Isto esclarecido, convém dizer que "Crianças Invisíveis" não é, e com dificuldade o seria, um objecto cinematográfico particularmente estimulante. Em termos genéricos é desequilibrado, como quase sempre são os filmes de "sketches", mesmo que ainda nesses termos se possa encontrar uma relativa virtude na variação geográfica e numa recusa quase total do sentimentalismo fácil (talvez com excepção do episódio de Ridley Scott e da filha Jordan).

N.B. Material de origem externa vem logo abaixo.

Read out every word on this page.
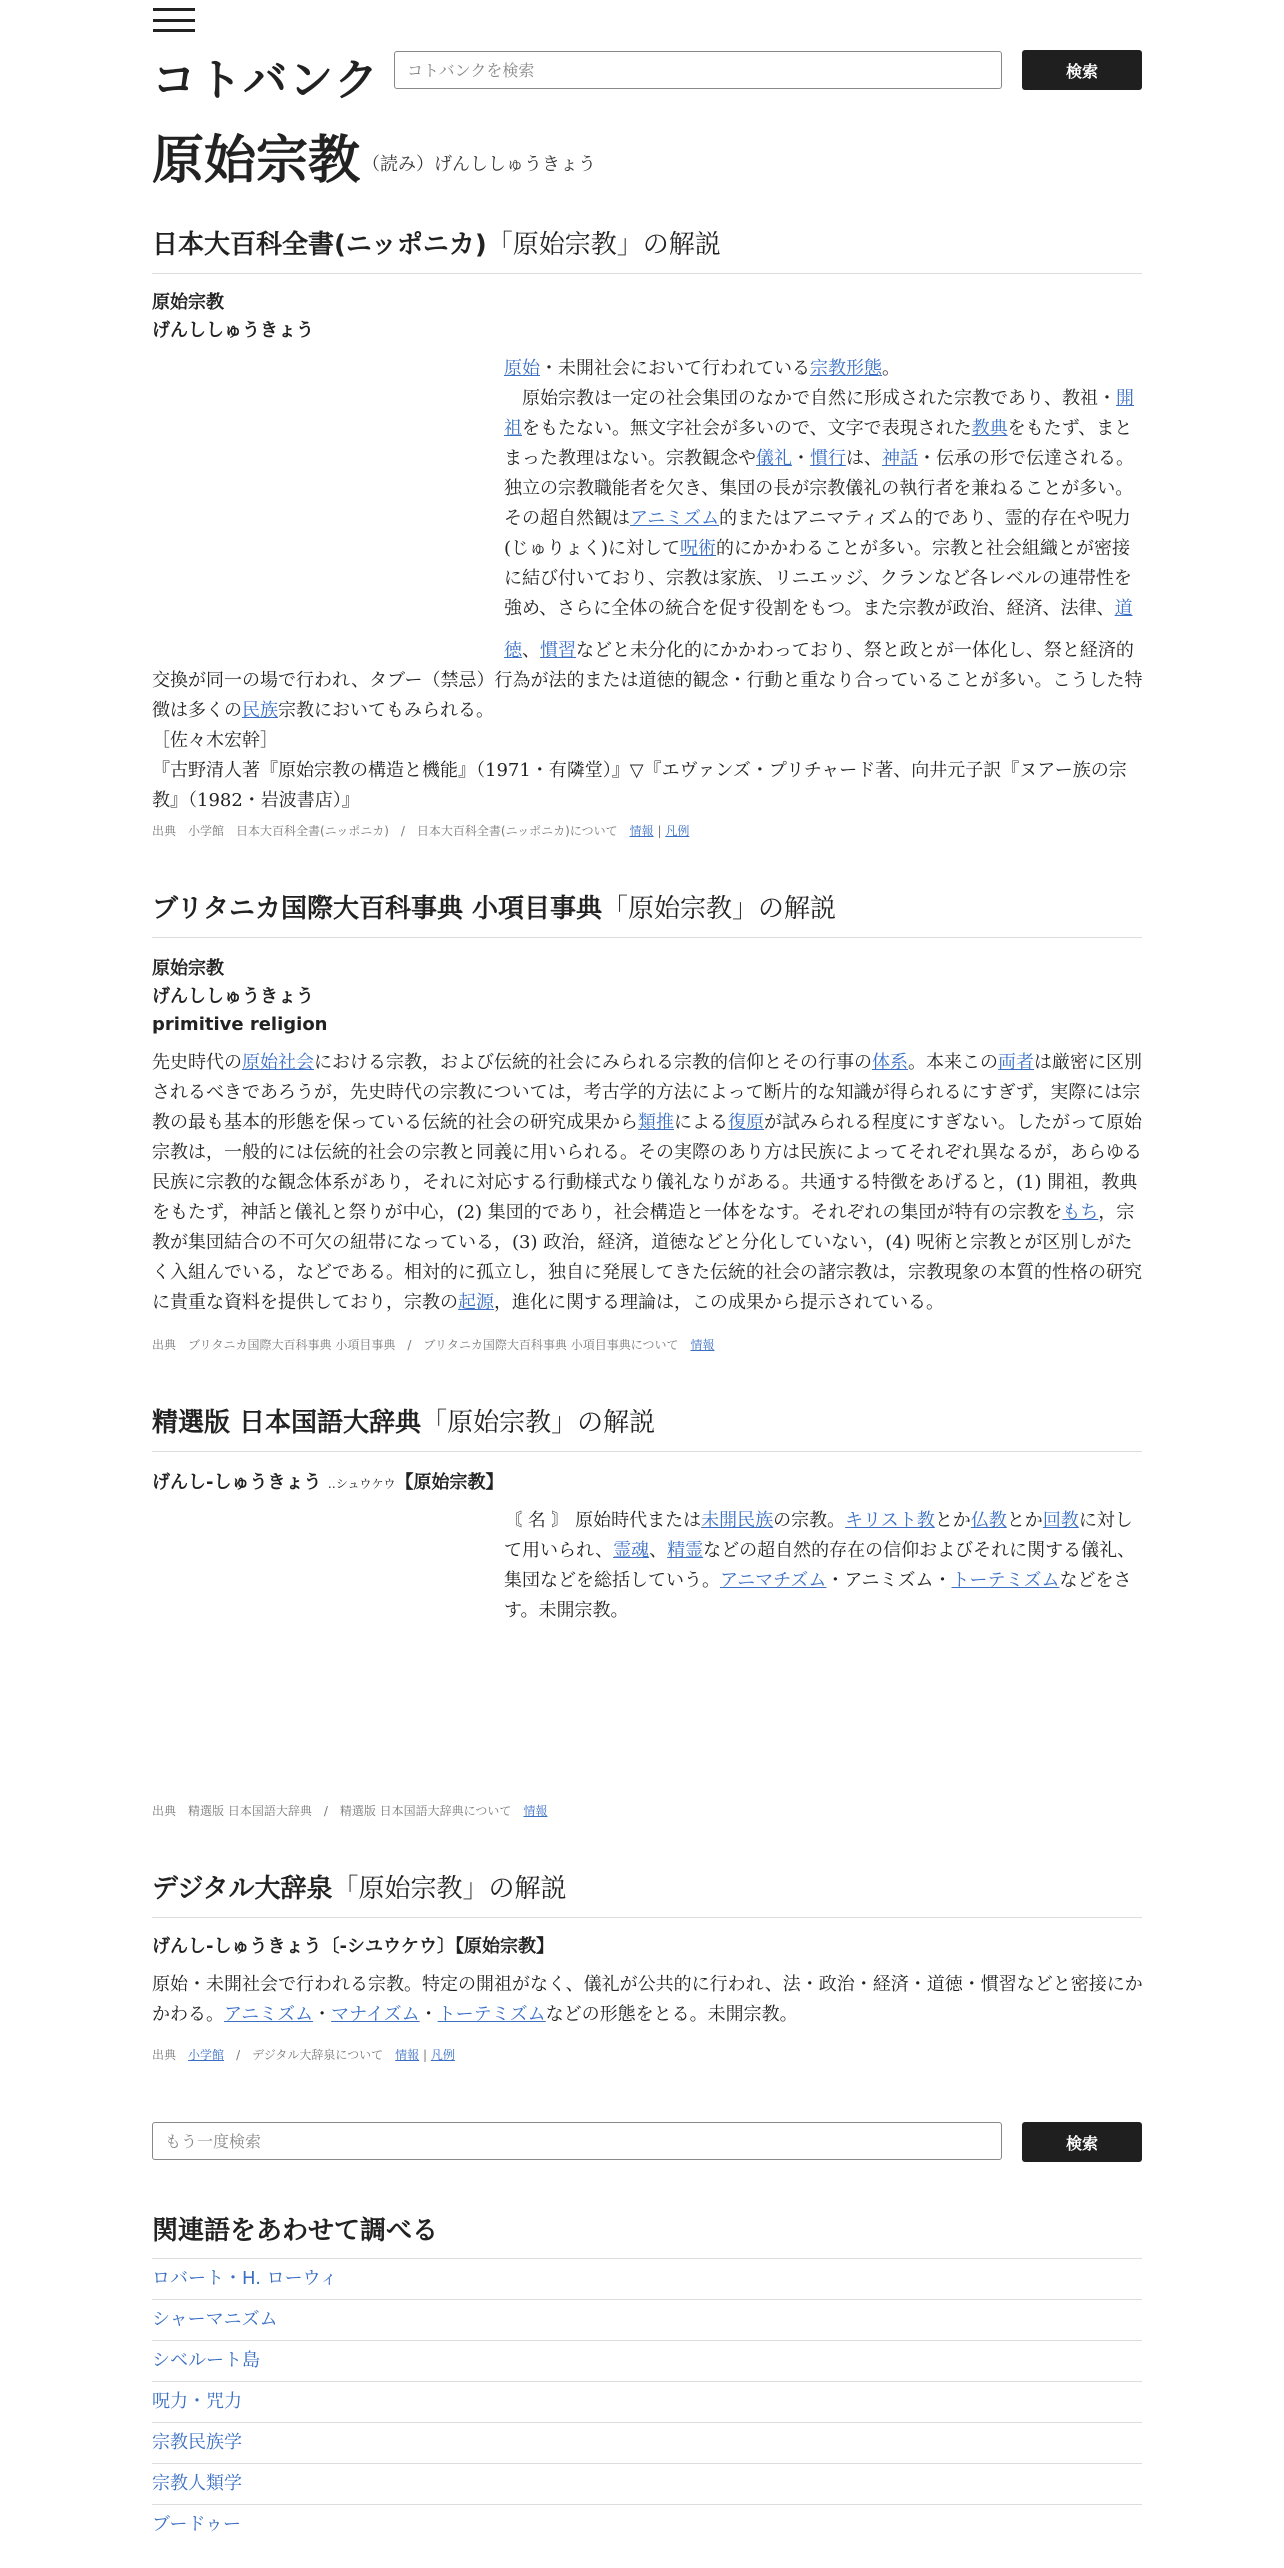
コトバンク
コトバンクを検索	検索
原始宗教 （読み）げんししゅうきょう
日本大百科全書(ニッポニカ)「原始宗教」の解説
原始宗教
げんししゅうきょう
原始・未開社会において行われている宗教形態。
　原始宗教は一定の社会集団のなかで自然に形成された宗教であり、教祖・開祖をもたない。無文字社会が多いので、文字で表現された教典をもたず、まとまった教理はない。宗教観念や儀礼・慣行は、神話・伝承の形で伝達される。独立の宗教職能者を欠き、集団の長が宗教儀礼の執行者を兼ねることが多い。その超自然観はアニミズム的またはアニマティズム的であり、霊的存在や呪力(じゅりょく)に対して呪術的にかかわることが多い。宗教と社会組織とが密接に結び付いており、宗教は家族、リニエッジ、クランなど各レベルの連帯性を強め、さらに全体の統合を促す役割をもつ。また宗教が政治、経済、法律、道
徳、慣習などと未分化的にかかわっており、祭と政とが一体化し、祭と経済的
交換が同一の場で行われ、タブー（禁忌）行為が法的または道徳的観念・行動と重なり合っていることが多い。こうした特徴は多くの民族宗教においてもみられる。
［佐々木宏幹］
『古野清人著『原始宗教の構造と機能』（1971・有隣堂）』▽『エヴァンズ・プリチャード著、向井元子訳『ヌアー族の宗教』（1982・岩波書店）』
出典　小学館　日本大百科全書(ニッポニカ)　/　日本大百科全書(ニッポニカ)について　 情報 | 凡例
ブリタニカ国際大百科事典 小項目事典「原始宗教」の解説
原始宗教
げんししゅうきょう
primitive religion
先史時代の原始社会における宗教，および伝統的社会にみられる宗教的信仰とその行事の体系。本来この両者は厳密に区別されるべきであろうが，先史時代の宗教については，考古学的方法によって断片的な知識が得られるにすぎず，実際には宗教の最も基本的形態を保っている伝統的社会の研究成果から類推による復原が試みられる程度にすぎない。したがって原始宗教は，一般的には伝統的社会の宗教と同義に用いられる。その実際のあり方は民族によってそれぞれ異なるが，あらゆる民族に宗教的な観念体系があり，それに対応する行動様式なり儀礼なりがある。共通する特徴をあげると，(1) 開祖，教典をもたず，神話と儀礼と祭りが中心，(2) 集団的であり，社会構造と一体をなす。それぞれの集団が特有の宗教をもち，宗教が集団結合の不可欠の紐帯になっている，(3) 政治，経済，道徳などと分化していない，(4) 呪術と宗教とが区別しがたく入組んでいる，などである。相対的に孤立し，独自に発展してきた伝統的社会の諸宗教は，宗教現象の本質的性格の研究に貴重な資料を提供しており，宗教の起源，進化に関する理論は，この成果から提示されている。
出典　ブリタニカ国際大百科事典 小項目事典　/　ブリタニカ国際大百科事典 小項目事典について　 情報
精選版 日本国語大辞典「原始宗教」の解説
げんし‐しゅうきょう ‥シュウケウ【原始宗教】
〘 名 〙 原始時代または未開民族の宗教。キリスト教とか仏教とか回教に対して用いられ、霊魂、精霊などの超自然的存在の信仰およびそれに関する儀礼、集団などを総括していう。アニマチズム・アニミズム・トーテミズムなどをさす。未開宗教。
出典　精選版 日本国語大辞典　/　精選版 日本国語大辞典について　 情報
デジタル大辞泉「原始宗教」の解説
げんし‐しゅうきょう〔‐シユウケウ〕【原始宗教】
原始・未開社会で行われる宗教。特定の開祖がなく、儀礼が公共的に行われ、法・政治・経済・道徳・慣習などと密接にかかわる。アニミズム・マナイズム・トーテミズムなどの形態をとる。未開宗教。
出典　 小学館　 /　デジタル大辞泉について　 情報 | 凡例
もう一度検索
検索
関連語をあわせて調べる
ロバート・H. ローウィ
シャーマニズム
シベルート島
呪力・咒力
宗教民族学
宗教人類学
ブードゥー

Se o episódio dos Scott (história de um fotógrafo de guerra em alucinações regressivas que configuram uma espécie de complexo de culpa), o de Veneruso (encontro entre o neo-realismo italiano e o movimento do cinema napolitano, sem a "gravitas" do primeiro nem o espírito do segundo), e o de Kátia Lund (colaboradora de Fernando Meirelles em "Cidade de Deus", aqui com uma história de "favelados" em modelo realista bastante banal) não mostram muita coisa que valha a pena assinalar, passemos com um pouco mais de pormenor pelos outros quatro.
"Tanza", de Mehdi Charef, realizador francês de origem argelina, sinaliza a mobilização de crianças e adolescentes para as sempiternas guerras e guerrilhas do continente africano. A paisagem existe com alguma força, e os miúdos são vistos como exemplos de "adultização" precoce. Inteligentemente vago, dá-se mal com a curta duração: precisava de mais tempo (nenhum filme tem mais de 18 minutos) para existir de outra maneira.
Kusturica, em "Blue Gypsy", traz todo o seu arsenal folclórico e musical de festa de aldeia para aquele que é o mais alegre de todos os episódios. Miúdos de reformatório e pequenos ladrões que Kusturica não parece ter a certeza de querer ver "reformados" desde que se mantenham "independentes" e não se tornem, por exemplo, funcionários de mafiosos, pequenos ou grandes. Um pouco anarquista, e o filme mais capaz, apesar de tudo, de tocar um retrato "libertário" da infância (algures lá muito ao fundo espreita Jean Vigo).
Spike Lee, em "Jesus Children of America", podia ter feito facilmente o mais miserabilista de todos os "sketches". É a história de um casal de junkies seropositivos (a mulher é Rosie Perez) que esconde da filha o facto de ela também estar contaminada. É violento e só não é miserabilista porque Lee tem tacto e quer acabar o filme com um sinal de esperança - mas a tangente, num filme passado em Nova Iorque, não deixa de parecer corresponder a um "statement".
Finalmente, John Woo, no mais lírico dos episódios, e se calhar o melhor (e somos insuspeitos de "johnwooismo"). Metrópole chinesa, melancolia, céu encoberto, ruas molhadas - e uma criança rica e uma criança pobre, objectos que circulam entre elas e acabam por ter um papel decisivo nos respectivos destinos. É um filme sóbrio, mas sobretudo é aquele que, pelos seus entrelaçamentos, melhor gera uma noção de pertença a um só mesmo mundo. E no fim de contas, lembrar isso, a "coexistência", é o grande propósito de "Crianças Invisíveis".